As long as a shoot apical meristem has a vegetative identity, it continues to produce new leaf primordia that emerge in a particular pattern from the apical dome. When the repression of the floral meristem identity factors AP1 and LFY is released by the induction of flowering, the meristem switches to a program of producing the floral organs: sepals, petals, stamens, and carpels. These organs form in distinct bands, or whorls, that encircle the meristem, which leads to the radial symmetry found in most flowers. Even in flowers showing bilateral symmetry, the same organs are formed in roughly the same whorls, but the organs are often fused in distinctive ways that lead to novel flower shapes. The central question, then, is how does a meristem control the placement of the proper organ in the proper location — how are the floral organs specified?
ABC Model of Floral Organ Formation
Using a genetic approach to answer the question of floral organ identity, researchers have isolated mutants in floral organ formation that show specific defects in the formation of one or more organ. Intriguingly, when an organ went missing, it was often “replaced” by a different organ. For example, in one flowering mutant, the plant failed to form stamens and carpels, and instead replaced them with petals and sepals, respectively. This kind of mutation, where an organ is replaced with another, is known as a homeotic mutation: the replacement of one organ with a different one.
Screening for flower organ mutants eventually uncovered many genes involved in the specification of organ identity, and the genes were often named based on the phenotype of the mutant. The APETALA mutants, AP1, AP2, and AP3, all lacked petals. The PISTILATA (PI) mutant produced excess pistils in place of stamens. Finally, the AGAMOUS (AG) mutant lacked both stamens and carpels, the gamete-bearing organs. As more and more of these mutants were isolated and characterized, a pattern began to emerge that would become known as the ABC model.
To explain the homeotic effects, it was postulated that class ‘A’ genes and class ‘C’ genes mutually exclude each other. In cells where the ‘A’ genes are expressed, there can be no ‘C’ gene expression. This phenomenon is common in development, with ‘A’ and ‘C’ known as cadastral genes, setting up a firm boundary between them. Returning to the ‘B’ class, these genes are expressed in an overlapping fashion atop both ‘A’ and ‘C’ regions such that, when ‘B’ mixes with ‘A’, the result is a petal and when ‘B’ mixes with ‘C’, the result is a stamen.
If we return for a moment to the mutant phenotypes, we see that this model explains the main observations of each mutant. For example, the loss of AP1 by mutation results in the pattern carpel-stamen-stamen-carpel. The domain of ‘C’ expression expands into ‘A’ territory, just as would be predicted by loss of ‘A’ activity, resulting in the specification of organs associated with C alone (carpel) or B plus C (stamen). Likewise, agamous mutants show the pattern sepal-petal-petal-sepal, just as predicted by the loss of ‘C’ activity and explained by the encroachment of A activity to take its place. The organs specified are those of A alone (sepal) or A plus B (petal). Finally, in the case of the pistilata mutant, the pattern observed was sepal-sepal-carpel-carpel, just as predicted by the loss of ‘B’ activity.
Since its initial proposal, the ABC model has been enhanced and refined.

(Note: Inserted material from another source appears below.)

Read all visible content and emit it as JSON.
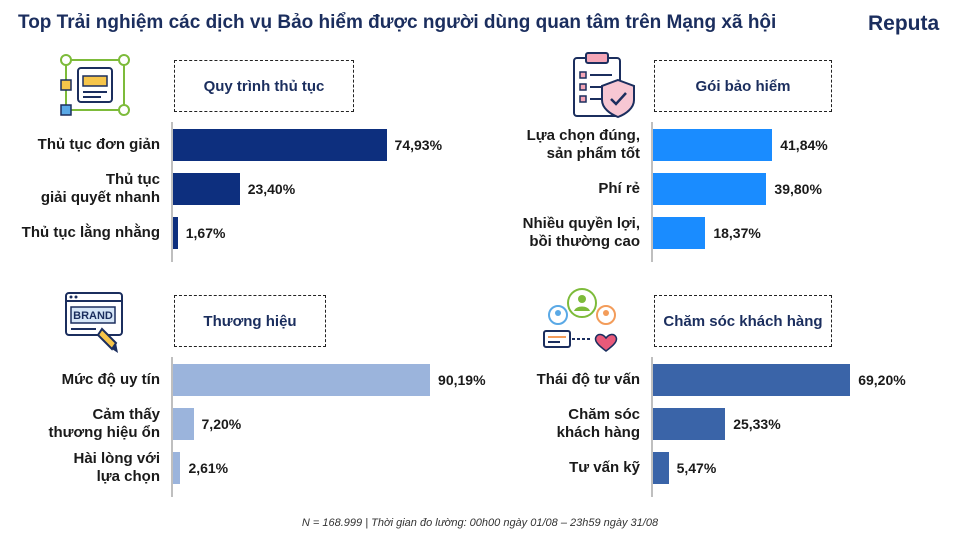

A fourth class, known as ‘E’, has been added to recognize the contribution of the SEPALLATA genes 1-4. These act as co-regulators in all whorls of the floral meristem, and the loss of all SEP genes results in the formation of only sepals in all organs, thus returning the flower to a collection of leaf-like organs.
The cloning and molecular characterization of the ABC genes revealed them to mostly encode transcription factors. The common thread that ties them together is the nature of the DNA element to which they bind, known as the MADS box. The MADS box is a DNA regulatory region characterized by the sequence CC[A/T]6 GG, and is present in the targets of ABC gene activity. Since their initial discovery in the model plant Arabidopsis, homologs of these MADS-box transcription factors have been identified not only in the flowering plants, but across all eukaryotes.